Gazeteci Emre Kulcanay'ın sunduğu programda konuşan Ekonomist Onur Çanakçı, Türkiye ekonomisinin en temel sorunlarından biri olan alım gücü kaybını sarsıcı bir örnekle açıkladı:
Onur Çanakçı: "TÜİK'in açıkladığı enflasyon rakamları, hayatın gerçeğini yansıtmıyor. Sadece son 6 aylık enflasyonla bile asgari ücretlinin cebinden 4.200 lira çalındı. Geçen seneye göre asgari ücretli, reel olarak %14 daha fakir. Bunun üzerine %19'luk ek kaybı da koyduğunuzda, toplamda bir yılda yaşanan alım gücü düşüşü %30 ila %33 arasında. Bu, bir ailenin bir yıl öncesine göre üçte bir oranında fakirleşmesi demektir."

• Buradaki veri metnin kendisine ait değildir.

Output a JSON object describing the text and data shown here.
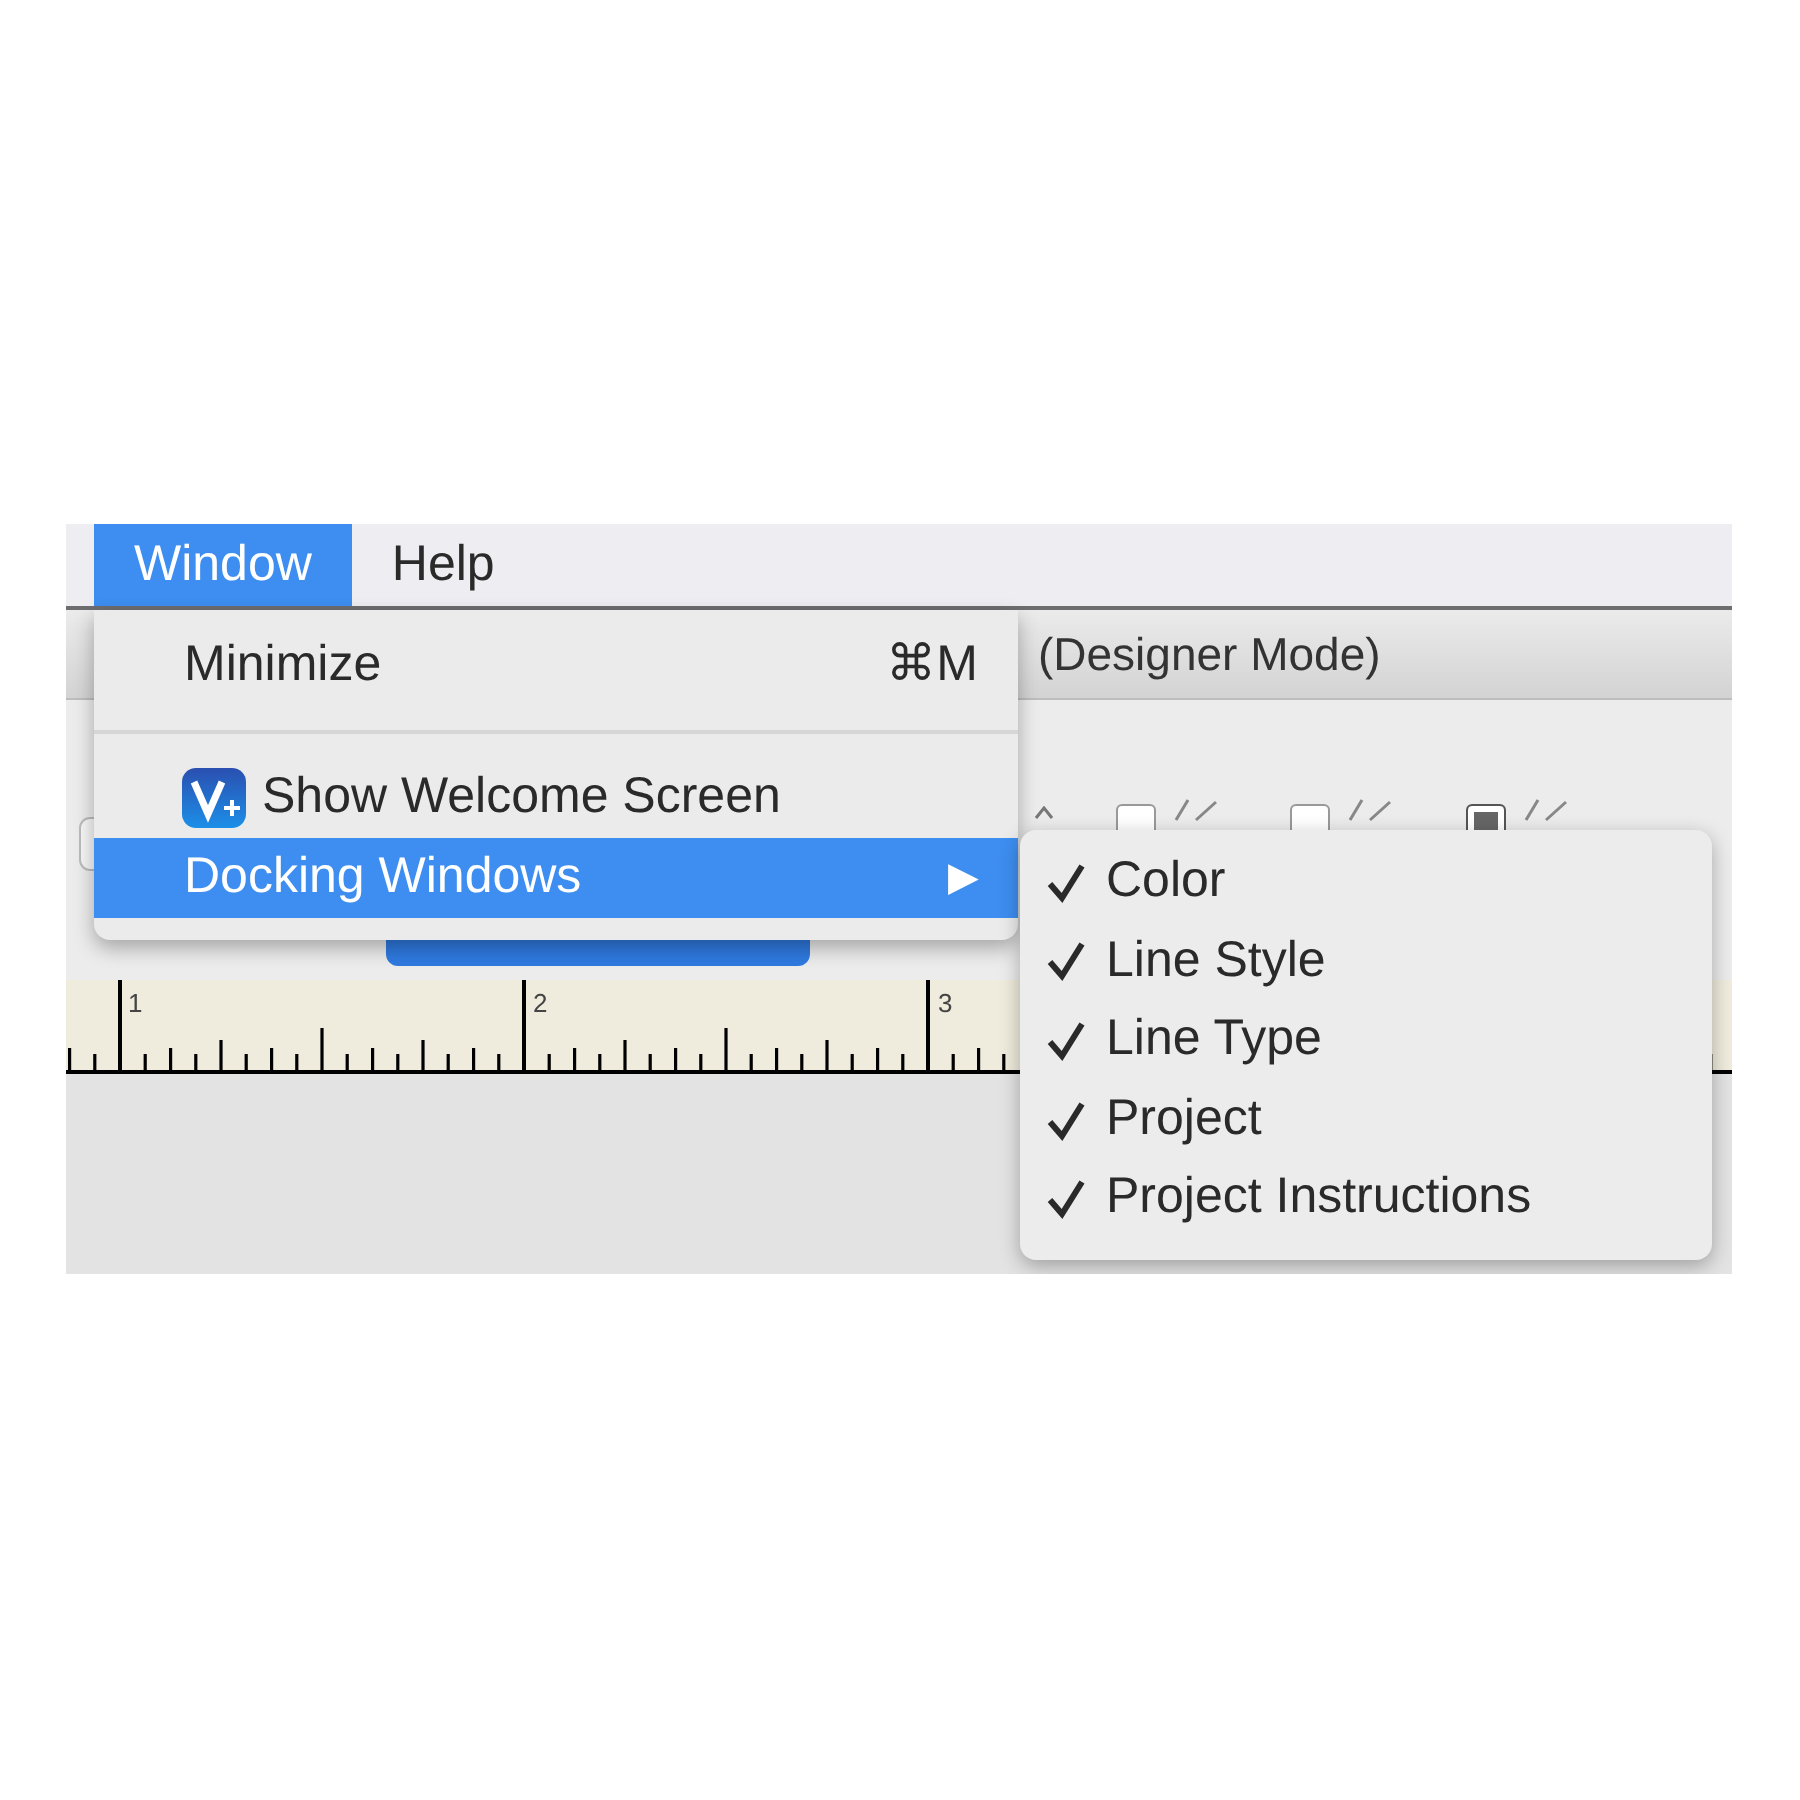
{
  "menu_bar": {
    "items": [
      {
        "label": "Window",
        "selected": true
      },
      {
        "label": "Help",
        "selected": false
      }
    ]
  },
  "window": {
    "title": "(Designer Mode)"
  },
  "toolbar": {
    "checkboxes": [
      {
        "checked": false
      },
      {
        "checked": false
      },
      {
        "checked": true
      }
    ]
  },
  "ruler": {
    "labels": [
      "1",
      "2",
      "3"
    ]
  },
  "menu": {
    "items": [
      {
        "kind": "item",
        "label": "Minimize",
        "shortcut": "⌘M",
        "selected": false
      },
      {
        "kind": "separator"
      },
      {
        "kind": "icon-item",
        "label": "Show Welcome Screen",
        "selected": false
      },
      {
        "kind": "submenu",
        "label": "Docking Windows",
        "arrow": "▶",
        "selected": true
      }
    ]
  },
  "submenu": {
    "items": [
      {
        "label": "Color",
        "checked": true
      },
      {
        "label": "Line Style",
        "checked": true
      },
      {
        "label": "Line Type",
        "checked": true
      },
      {
        "label": "Project",
        "checked": true
      },
      {
        "label": "Project Instructions",
        "checked": true
      }
    ]
  }
}
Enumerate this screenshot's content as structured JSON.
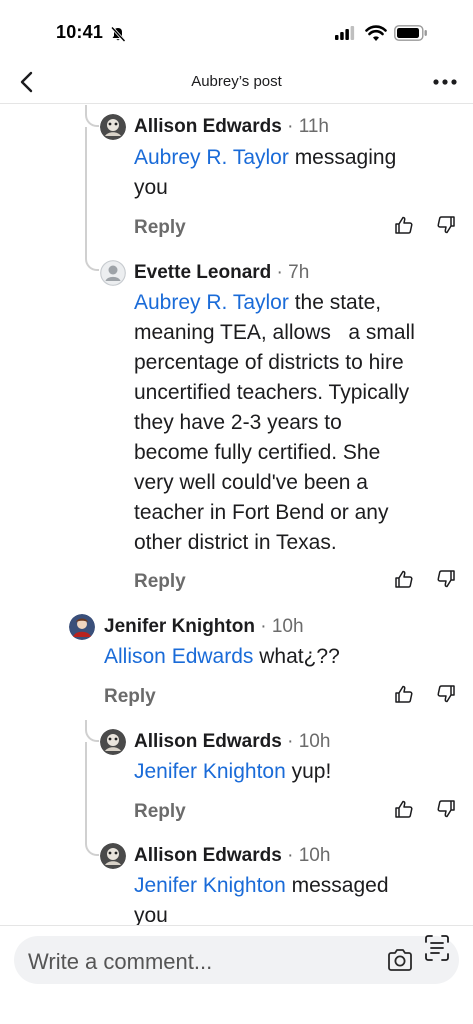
{
  "status_bar": {
    "time": "10:41"
  },
  "nav": {
    "title": "Aubrey’s post"
  },
  "comments": [
    {
      "author": "Allison Edwards",
      "meta": " · 11h",
      "mention": "Aubrey R. Taylor",
      "lines": [
        " messaging",
        "you"
      ],
      "reply": "Reply"
    },
    {
      "author": "Evette Leonard",
      "meta": " · 7h",
      "mention": "Aubrey R. Taylor",
      "lines": [
        " the state,",
        "meaning TEA, allows   a small",
        "percentage of districts to hire",
        "uncertified teachers. Typically",
        "they have 2-3 years to",
        "become fully certified. She",
        "very well could've been a",
        "teacher in Fort Bend or any",
        "other district in Texas."
      ],
      "reply": "Reply"
    },
    {
      "author": "Jenifer Knighton",
      "meta": " · 10h",
      "mention": "Allison Edwards",
      "lines": [
        " what¿??"
      ],
      "reply": "Reply"
    },
    {
      "author": "Allison Edwards",
      "meta": " · 10h",
      "mention": "Jenifer Knighton",
      "lines": [
        " yup!"
      ],
      "reply": "Reply"
    },
    {
      "author": "Allison Edwards",
      "meta": " · 10h",
      "mention": "Jenifer Knighton",
      "lines": [
        " messaged",
        "you"
      ],
      "reply": ""
    }
  ],
  "composer": {
    "placeholder": "Write a comment..."
  },
  "colors": {
    "mention": "#1a6bd8",
    "meta": "#6b6b6b",
    "thread": "#d0d0d0"
  }
}
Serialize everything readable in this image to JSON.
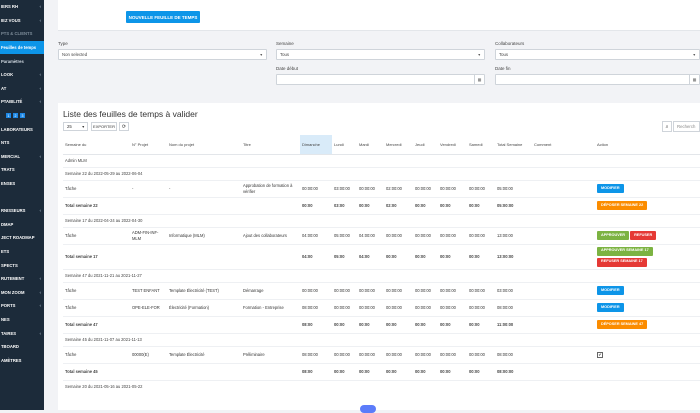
{
  "sidebar": {
    "items": [
      {
        "label": "IERS RH",
        "chev": "‹",
        "cls": ""
      },
      {
        "label": "IEZ VOUS",
        "chev": "‹",
        "cls": ""
      },
      {
        "label": "PTS & CLIENTS",
        "chev": "",
        "cls": "muted"
      },
      {
        "label": "Feuilles de temps",
        "chev": "",
        "cls": "active"
      },
      {
        "label": "Paramètres",
        "chev": "",
        "cls": "sub"
      },
      {
        "label": "LOOK",
        "chev": "‹",
        "cls": ""
      },
      {
        "label": "AT",
        "chev": "‹",
        "cls": ""
      },
      {
        "label": "PTABILITÉ",
        "chev": "‹",
        "cls": ""
      },
      {
        "label": "",
        "chev": "",
        "cls": "badges"
      },
      {
        "label": "LABORATEURS",
        "chev": "",
        "cls": ""
      },
      {
        "label": "NTS",
        "chev": "",
        "cls": ""
      },
      {
        "label": "MERCIAL",
        "chev": "‹",
        "cls": ""
      },
      {
        "label": "TRATS",
        "chev": "",
        "cls": ""
      },
      {
        "label": "ENSES",
        "chev": "",
        "cls": ""
      },
      {
        "label": "",
        "chev": "",
        "cls": "muted"
      },
      {
        "label": "RNISSEURS",
        "chev": "‹",
        "cls": ""
      },
      {
        "label": "DMAP",
        "chev": "",
        "cls": ""
      },
      {
        "label": "JECT ROADMAP",
        "chev": "",
        "cls": ""
      },
      {
        "label": "ETS",
        "chev": "",
        "cls": ""
      },
      {
        "label": "SPECTS",
        "chev": "",
        "cls": ""
      },
      {
        "label": "RUTEMENT",
        "chev": "‹",
        "cls": ""
      },
      {
        "label": "MON ZOOM",
        "chev": "‹",
        "cls": ""
      },
      {
        "label": "PORTS",
        "chev": "‹",
        "cls": ""
      },
      {
        "label": "NES",
        "chev": "",
        "cls": ""
      },
      {
        "label": "TAIRES",
        "chev": "‹",
        "cls": ""
      },
      {
        "label": "TBOARD",
        "chev": "",
        "cls": ""
      },
      {
        "label": "AMÈTRES",
        "chev": "",
        "cls": ""
      }
    ],
    "badges": [
      "1",
      "2",
      "3"
    ]
  },
  "top": {
    "new_sheet_label": "NOUVELLE FEUILLE DE TEMPS"
  },
  "filters": {
    "type_label": "Type",
    "type_value": "Non selected",
    "semaine_label": "Semaine",
    "semaine_value": "Tous",
    "collab_label": "Collaborateurs",
    "collab_value": "Tous",
    "date_debut_label": "Date début",
    "date_fin_label": "Date fin"
  },
  "card": {
    "title": "Liste des feuilles de temps à valider",
    "page_size": "25",
    "export_label": "EXPORTER",
    "search_placeholder": "Recherch"
  },
  "table": {
    "headers": [
      "Semaine du",
      "N° Projet",
      "Nom du projet",
      "Titre",
      "Dimanche",
      "Lundi",
      "Mardi",
      "Mercredi",
      "Jeudi",
      "Vendredi",
      "Samedi",
      "Total Semaine",
      "Comment",
      "Action"
    ],
    "rows": [
      {
        "kind": "grp",
        "cells": [
          "Admin MLM"
        ]
      },
      {
        "kind": "grp",
        "cells": [
          "Semaine 22 du 2022-05-29 au 2022-06-04"
        ]
      },
      {
        "kind": "row",
        "cells": [
          "Tâche",
          "-",
          "-",
          "Approbation de formation à vérifier",
          "00:00:00",
          "03:00:00",
          "00:00:00",
          "02:00:00",
          "00:00:00",
          "00:00:00",
          "00:00:00",
          "05:00:00",
          ""
        ],
        "actions": [
          {
            "label": "MODIFIER",
            "color": "b-blue"
          }
        ]
      },
      {
        "kind": "tot",
        "cells": [
          "Total semaine 22",
          "",
          "",
          "",
          "00:00",
          "03:00",
          "00:00",
          "02:00",
          "00:00",
          "00:00",
          "00:00",
          "05:00:00",
          ""
        ],
        "actions": [
          {
            "label": "DÉPOSER SEMAINE 22",
            "color": "b-orange"
          }
        ]
      },
      {
        "kind": "grp",
        "cells": [
          "Semaine 17 du 2022-04-24 au 2022-04-30"
        ]
      },
      {
        "kind": "row",
        "cells": [
          "Tâche",
          "ADM-FIN-INF-MLM",
          "Informatique (MLM)",
          "Ajout des collaborateurs",
          "04:00:00",
          "05:00:00",
          "04:00:00",
          "00:00:00",
          "00:00:00",
          "00:00:00",
          "00:00:00",
          "13:00:00",
          ""
        ],
        "actions": [
          {
            "label": "APPROUVER",
            "color": "b-green"
          },
          {
            "label": "REFUSER",
            "color": "b-red"
          }
        ]
      },
      {
        "kind": "tot",
        "cells": [
          "Total semaine 17",
          "",
          "",
          "",
          "04:00",
          "05:00",
          "04:00",
          "00:00",
          "00:00",
          "00:00",
          "00:00",
          "13:00:00",
          ""
        ],
        "actions": [
          {
            "label": "APPROUVER SEMAINE 17",
            "color": "b-green"
          },
          {
            "label": "REFUSER SEMAINE 17",
            "color": "b-red"
          }
        ]
      },
      {
        "kind": "grp",
        "cells": [
          "Semaine 47 du 2021-11-21 au 2021-11-27"
        ]
      },
      {
        "kind": "row",
        "cells": [
          "Tâche",
          "TEST ENFANT",
          "Template Électricité (TEST)",
          "Démarrage",
          "00:00:00",
          "00:00:00",
          "00:00:00",
          "00:00:00",
          "00:00:00",
          "00:00:00",
          "00:00:00",
          "03:00:00",
          ""
        ],
        "actions": [
          {
            "label": "MODIFIER",
            "color": "b-blue"
          }
        ]
      },
      {
        "kind": "row",
        "cells": [
          "Tâche",
          "OPE-ELE-FOR",
          "Électricité (Formation)",
          "Formation - Entreprise",
          "08:00:00",
          "00:00:00",
          "00:00:00",
          "00:00:00",
          "00:00:00",
          "00:00:00",
          "00:00:00",
          "08:00:00",
          ""
        ],
        "actions": [
          {
            "label": "MODIFIER",
            "color": "b-blue"
          }
        ]
      },
      {
        "kind": "tot",
        "cells": [
          "Total semaine 47",
          "",
          "",
          "",
          "08:00",
          "00:00",
          "00:00",
          "00:00",
          "00:00",
          "00:00",
          "00:00",
          "11:00:00",
          ""
        ],
        "actions": [
          {
            "label": "DÉPOSER SEMAINE 47",
            "color": "b-orange"
          }
        ]
      },
      {
        "kind": "grp",
        "cells": [
          "Semaine 45 du 2021-11-07 au 2021-11-13"
        ]
      },
      {
        "kind": "row",
        "cells": [
          "Tâche",
          "00000(E)",
          "Template Électricité",
          "Préliminaire",
          "08:00:00",
          "00:00:00",
          "00:00:00",
          "00:00:00",
          "00:00:00",
          "00:00:00",
          "00:00:00",
          "08:00:00",
          ""
        ],
        "check": "✔"
      },
      {
        "kind": "tot",
        "cells": [
          "Total semaine 45",
          "",
          "",
          "",
          "08:00",
          "00:00",
          "00:00",
          "00:00",
          "00:00",
          "00:00",
          "00:00",
          "08:00:00",
          ""
        ]
      },
      {
        "kind": "grp",
        "cells": [
          "Semaine 20 du 2021-05-16 au 2021-05-22"
        ]
      }
    ]
  }
}
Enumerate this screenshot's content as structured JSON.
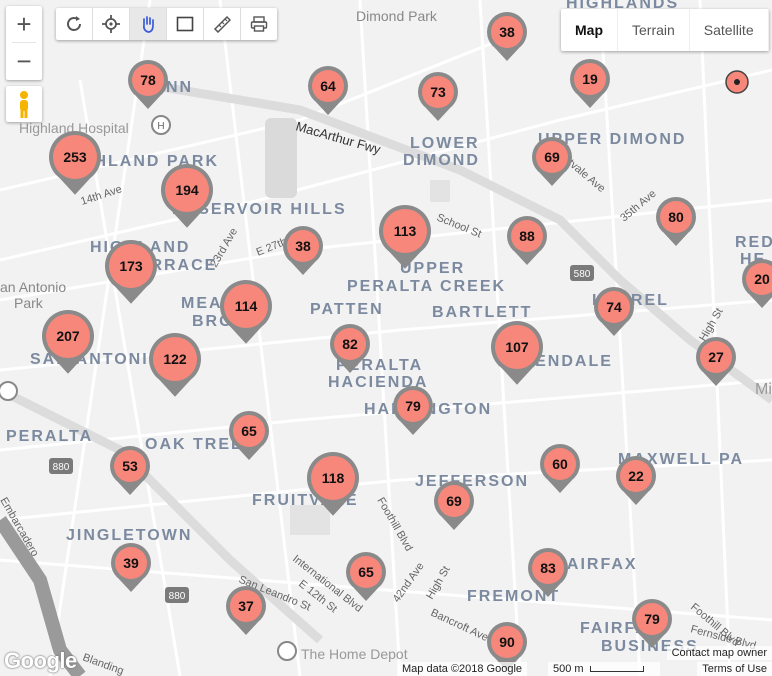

Onur Çanakçı, bu acı tablonun nedenlerini ve hükümetin ekonomi politikalarındaki çelişkileri de bir bir sıraladı. Çanakçı'ya göre, sorunların temelinde insan odaklı bir üretim ekonomisi yerine, finansal kârı önceleyen bir anlayış yatıyor:
Onur Çanakçı: "Bakan Mehmet Şimşek bir iktisatçı değil, bir finansçıdır. Onun önceliği, halkın refahı değil, bütçe rakamlarının iyi görünmesi ve finansal kârın maksimize edilmesidir. Bu yüzden sürekli vergileri artırıyor. 2025 bütçesinin %85'i KDV ve ÖTV gibi dolaylı vergilerden, yani doğrudan halkın cebinden çıkacak paralardan oluşuyor. Peki, bu kadar vergiye rağmen ne oluyor? İlk 6 ayda 850 milyar TL bütçe açığı veriyoruz. Çünkü toplanan paralar, Kamu Özel İşbirliği (KÖİ) projeleri gibi, halka değil, bir avuç müteahhite hizmet eden kanallara akıyor. 2025 bütçesinde bu projelere ayrılan para 202 milyar lira!"
Çanakçı, ülkenin içinde bulunduğu durumu özetlerken, vatanseverlik tartışmalarına da değinerek sözlerini şöyle tamamladı:
Onur Çanakçı: "Elbette İHA'larımızla, SİHA'larımızla gurur duyacağız. Bunlar bizim milli başarılarımızdır. Ancak bu başarılar, mutfaktaki yangını söndürmüyor. İnsanlar çocuklarının beslenme çantasına bir şey koyamaz hale gelmişken, asgari ücretle İstanbul gibi bir şehirde yaşamak imkansızken, bu gerçekleri görmezden gelemeyiz. Gerçek vatanseverlik, bu sorunları dile getirmek ve çözüm aramaktır. Türkiye Cumhuriyeti büyük bir devlettir ve bu krizleri de aşacak güce sahiptir. Yeter ki niyetimiz, tarıma, hayvancılığa, yani üretime yatırım yapmak olsun. Ancak 2025 bütçesinde tarıma sadece 91 milyar lira ayrılmış olması, ne yazık ki bu niyetin olmadığını gösteriyor."